Who
Needs TV When We Got East Ridge?
Municipalities Gather For Appreciation Luncheon
By
Robin Ford Wallace
City
mayors and councilmen from across the Tri-state area gathered today in
Chattanooga for a special “East Ridge Appreciation Luncheon,” featuring
dignitaries from that Tennessee municipality as guests of honor.
“We
want the East Ridge city fathers to know how grateful the rest of us are,” said one member of the Chattanooga City Council. “They make everybody else look like heroes.”
“Right,”
said a council colleague. “Seems like
every time one of our city cops is charged with rape, Tases a nun or beats a
cripple to death, East Ridge steps right up to the plate and does something
else amusing. ”
“Takes
the heat right off the rest of us,” was the chirpy rejoinder from a northwest
Georgia mayor, in whose city a law enforcement officer had recently been
charged with supplying his drug habit with evidence from the police evidence
room.
“Who needs us when
they got East Ridge?” agreed a municipal maven from Cleveland, Tenn., whose
police chief recently resigned after members of his force had their wrists
slapped for on-the-clock sex with minors – they wouldn’t have done it if
anybody had been sober – and whose personal extramarital trysts, cleverly
staged at a storage warehouse fitted up with mattress, brandy and flowers, were
captured on security video and featured on local television. “Remember when they roughed up that
fortuneteller lady?”
He referred to
media attention focused on East Ridge in 2010, when the city tried to enforce
its ordinance prohibiting use of “supernatural powers” within city limits,
shutting down a Tarot-reader’s fortune-telling booth at a local flea
market. The big-earringed practitioner
of the Dark Arts fought back, invoking not magic but her First-Amendment
rights. The American Civil Liberties
Union filed suit against East Ridge and it didn’t take mystical prognostication
to predict which way a federal judge called that one.
Then
there was the East Ridge city manager who hired his 19-year lawn boy for a
$35,000-per-year municipal administrative position over 70 other candidates,
some with master’s degrees, and who disciplined a court clerk for “mishandling”

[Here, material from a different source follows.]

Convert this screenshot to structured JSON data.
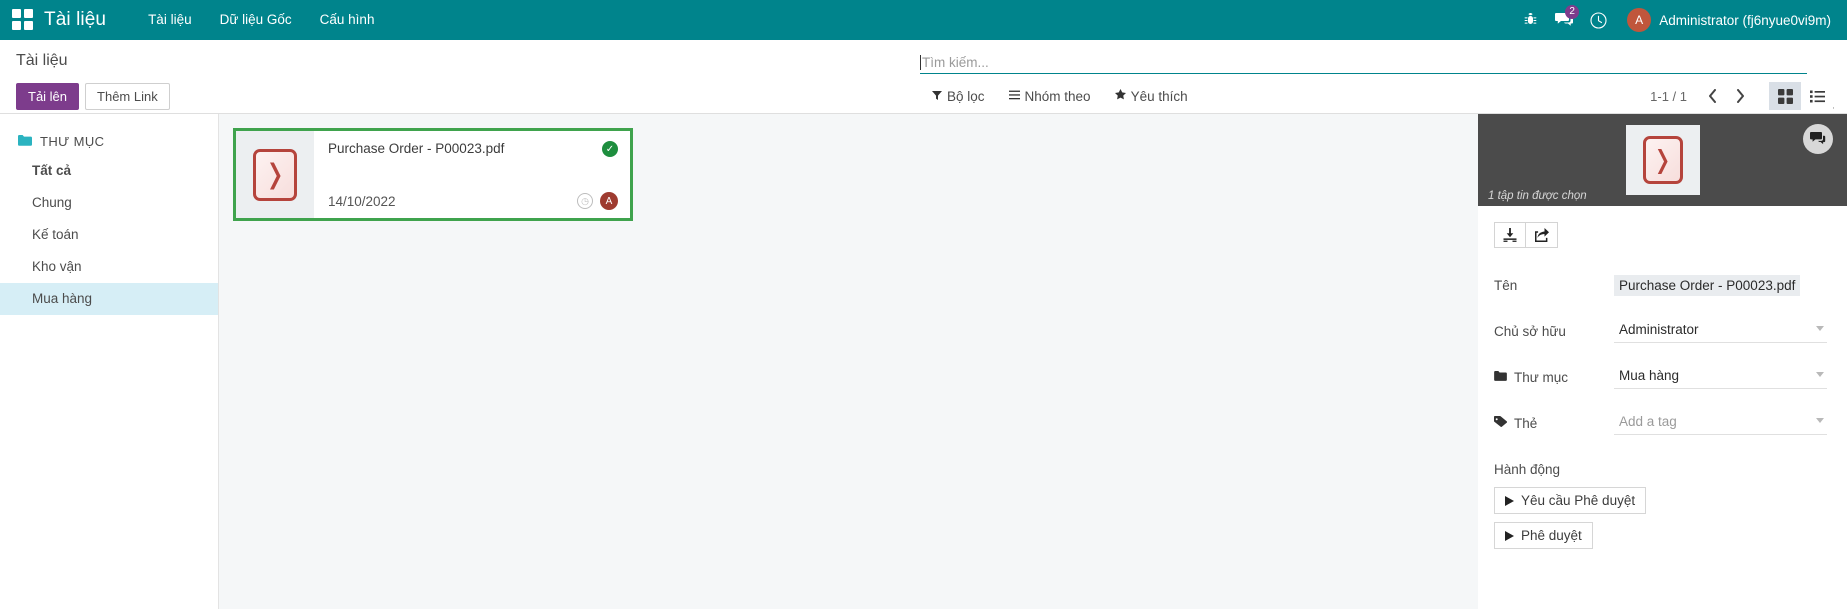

his daughter’s court case. East Ridge
eventually paid the manager $67,000 to go away rather than firing him, which
council members feared could make them liable to a lawsuit – an especially
troubling prospect since they had recently paid their city attorney a similar
sum to take a hike of his own.
The
attorney had been fired for overcharging the city, improperly squandering
taxpayer funds. Immediately afterward,
though, the East Ridge city fathers approved a pay hike for his replacement,
who pointed out that East Ridge was, after all, currently being sued by
everybody and his brother George for doing one stupid thing or another. "It's always something coming up,” the
attorney was quoted at the time in the Chattanoogan.com. “We've got 65 lawyers in our firm and 64 of
them are working on East Ridge."
Most
recently, East Ridge made headlines when the Tennessee Bureau of Investigation
took up the matter of an ordinance (or ordinances) the city may (or may not)
have passed regarding towing service providers. Ordinance no. 1 seems to promise all the car towing business in
East Ridge to three companies, with the caveat they must be owned by different
proprietors; but ordinance no. 2 “grandfathers in” two of the three companies,
which are owned by only one.
The
TBI must determine which ordinance is the one that was actually passed by East
Ridge. “But what the question boils
down to,” laughed one East-Ridge watcher at the luncheon, “is whether the East
Ridge gummint is embroiled in a sick, fascistic, un-American cabal with three
towing companies or just the two.”
The
issue arose when another towing service operator wished for a piece of the East
Ridge action. The municipal ordinance
in effect quashes any attempt at competition with the three (or possibly two)
favored companies. “It doesn’t
surprise me that this happened in East Ridge,” the would-be competitor is
quoted as saying in The Chattanooga Times Free Press.
The
city leaders gathered at today’s luncheon weren’t surprised, either, but they
certainly were tickled. “Nice to have
state law enforcement investigating somebody else’s town,” said the
aforementioned Georgia mayor, one of whose city commissioners had been arrested
in 2012 after a GBI analysis had identified saliva from a complainant’s left
breast as originating from his pie hole.
“Good old East Ridge.”
“With
the cheerful way those boys shower taxpayer funds on the unworthy,” said a
county government colleague who had accompanied him to the luncheon, “who’s
going to notice our board of ed just coughed up $45,000 to get rid of the
schools superintendent, when we had vigilantes ready to ride him out on a rail
for free, no extra charge for tar and feathers?”
The
East Ridge Appreciation luncheon was a glamorous affair at an upscale
Chattanooga eatery where East Ridge dignitaries washed down the bitter pill of
public censure with the milk of human kindness as supplied by their grateful colleagues
from across the region. The entrée was
roast beef au jus.
“We
thought about serving them Cornish game hens,” said a luncheon organizer. “In
the end we ruled out birds, though, on the principle these poor slobs eat plenty of crow already.”